Таня Вегенер все делала в эти дни с четкостью, мыла ли в эмалированной чашке на столе свою девочку, бегала ли в очереди или помогала наверху теткам-музыкантшам.
Легкая, длинноногая, худая, с родинками на щеке, она была похожа широкими движениями на легавую. Кажется, все ее решения и мысли были теперь ясны, пронзительно отчетливы, как движения.
Только левый глаз стал косить после ареста Отто, и точно лопнули в нем от страшного напряжения ветви жилок. Вопиющее, немое билось в ее косящем глазу, прозрачном сбоку.
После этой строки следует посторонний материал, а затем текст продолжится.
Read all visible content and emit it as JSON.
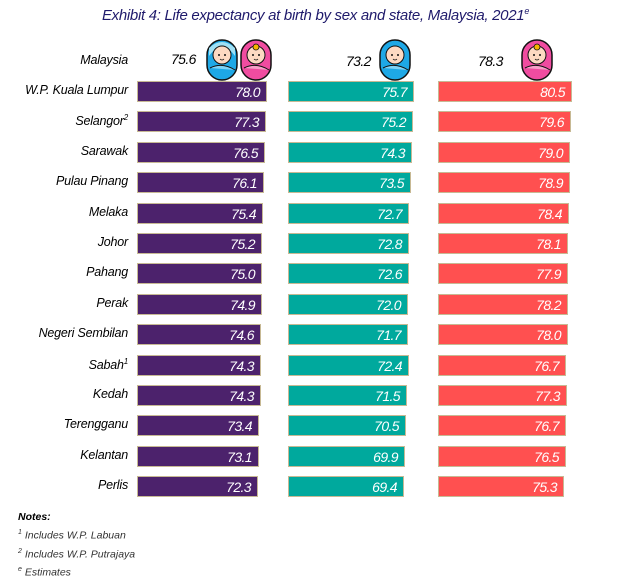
{
  "title": "Exhibit 4: Life expectancy at birth by sex and state, Malaysia, 2021",
  "title_sup": "e",
  "colors": {
    "total": "#4c226c",
    "male": "#00a99d",
    "female": "#ff5050",
    "title": "#1f1a6b"
  },
  "national": {
    "label": "Malaysia",
    "total": "75.6",
    "male": "73.2",
    "female": "78.3"
  },
  "icons": {
    "total": "baby-boy-and-girl-icon",
    "male": "baby-boy-icon",
    "female": "baby-girl-icon"
  },
  "chart_data": {
    "type": "bar",
    "orientation": "horizontal",
    "title": "Exhibit 4: Life expectancy at birth by sex and state, Malaysia, 2021e",
    "categories": [
      "W.P. Kuala Lumpur",
      "Selangor",
      "Sarawak",
      "Pulau Pinang",
      "Melaka",
      "Johor",
      "Pahang",
      "Perak",
      "Negeri Sembilan",
      "Sabah",
      "Kedah",
      "Terengganu",
      "Kelantan",
      "Perlis"
    ],
    "category_sups": [
      "",
      "2",
      "",
      "",
      "",
      "",
      "",
      "",
      "",
      "1",
      "",
      "",
      "",
      ""
    ],
    "series": [
      {
        "name": "Total",
        "color": "#4c226c",
        "values": [
          78.0,
          77.3,
          76.5,
          76.1,
          75.4,
          75.2,
          75.0,
          74.9,
          74.6,
          74.3,
          74.3,
          73.4,
          73.1,
          72.3
        ]
      },
      {
        "name": "Male",
        "color": "#00a99d",
        "values": [
          75.7,
          75.2,
          74.3,
          73.5,
          72.7,
          72.8,
          72.6,
          72.0,
          71.7,
          72.4,
          71.5,
          70.5,
          69.9,
          69.4
        ]
      },
      {
        "name": "Female",
        "color": "#ff5050",
        "values": [
          80.5,
          79.6,
          79.0,
          78.9,
          78.4,
          78.1,
          77.9,
          78.2,
          78.0,
          76.7,
          77.3,
          76.7,
          76.5,
          75.3
        ]
      }
    ],
    "national": {
      "Total": 75.6,
      "Male": 73.2,
      "Female": 78.3
    },
    "xlim": [
      0,
      80.5
    ]
  },
  "notes": {
    "heading": "Notes:",
    "items": [
      {
        "sup": "1",
        "text": "Includes W.P. Labuan"
      },
      {
        "sup": "2",
        "text": "Includes W.P. Putrajaya"
      },
      {
        "sup": "e",
        "text": "Estimates"
      }
    ]
  }
}
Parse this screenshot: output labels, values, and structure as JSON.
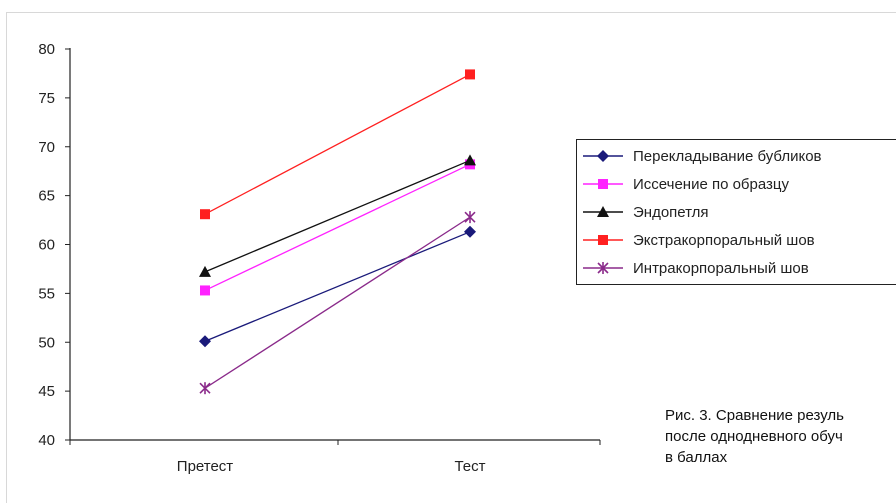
{
  "chart_data": {
    "type": "line",
    "categories": [
      "Претест",
      "Тест"
    ],
    "ylim": [
      40,
      80
    ],
    "yticks": [
      "40",
      "45",
      "50",
      "55",
      "60",
      "65",
      "70",
      "75",
      "80"
    ],
    "grid": false,
    "legend_position": "right",
    "series": [
      {
        "name": "Перекладывание бубликов",
        "values": [
          50.1,
          61.3
        ],
        "color": "#1a1a7a",
        "marker": "diamond"
      },
      {
        "name": "Иссечение по образцу",
        "values": [
          55.3,
          68.2
        ],
        "color": "#ff22ff",
        "marker": "square"
      },
      {
        "name": "Эндопетля",
        "values": [
          57.2,
          68.6
        ],
        "color": "#111111",
        "marker": "triangle"
      },
      {
        "name": "Экстракорпоральный шов",
        "values": [
          63.1,
          77.4
        ],
        "color": "#ff2020",
        "marker": "square"
      },
      {
        "name": "Интракорпоральный шов",
        "values": [
          45.3,
          62.8
        ],
        "color": "#8a2a8a",
        "marker": "star"
      }
    ]
  },
  "caption": {
    "line1": "Рис. 3. Сравнение резуль",
    "line2": "после однодневного обуч",
    "line3": "в баллах"
  }
}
Таня Вегенер ни себе, ни другим как бы не давала очнуться, подумать о том, что случилось со всеми и с Отто. Она тормошила себя и всех. Так и Пашке она объявила, что переезжает к теткам, что уже перетащила наверх арапа из прихожей. Пашка потупился и сказал, что тогда ему самое лучшее – как можно скорее отвезти детей в деревню, к Аглае, и покраснел от радости, что увидит строгую Любу.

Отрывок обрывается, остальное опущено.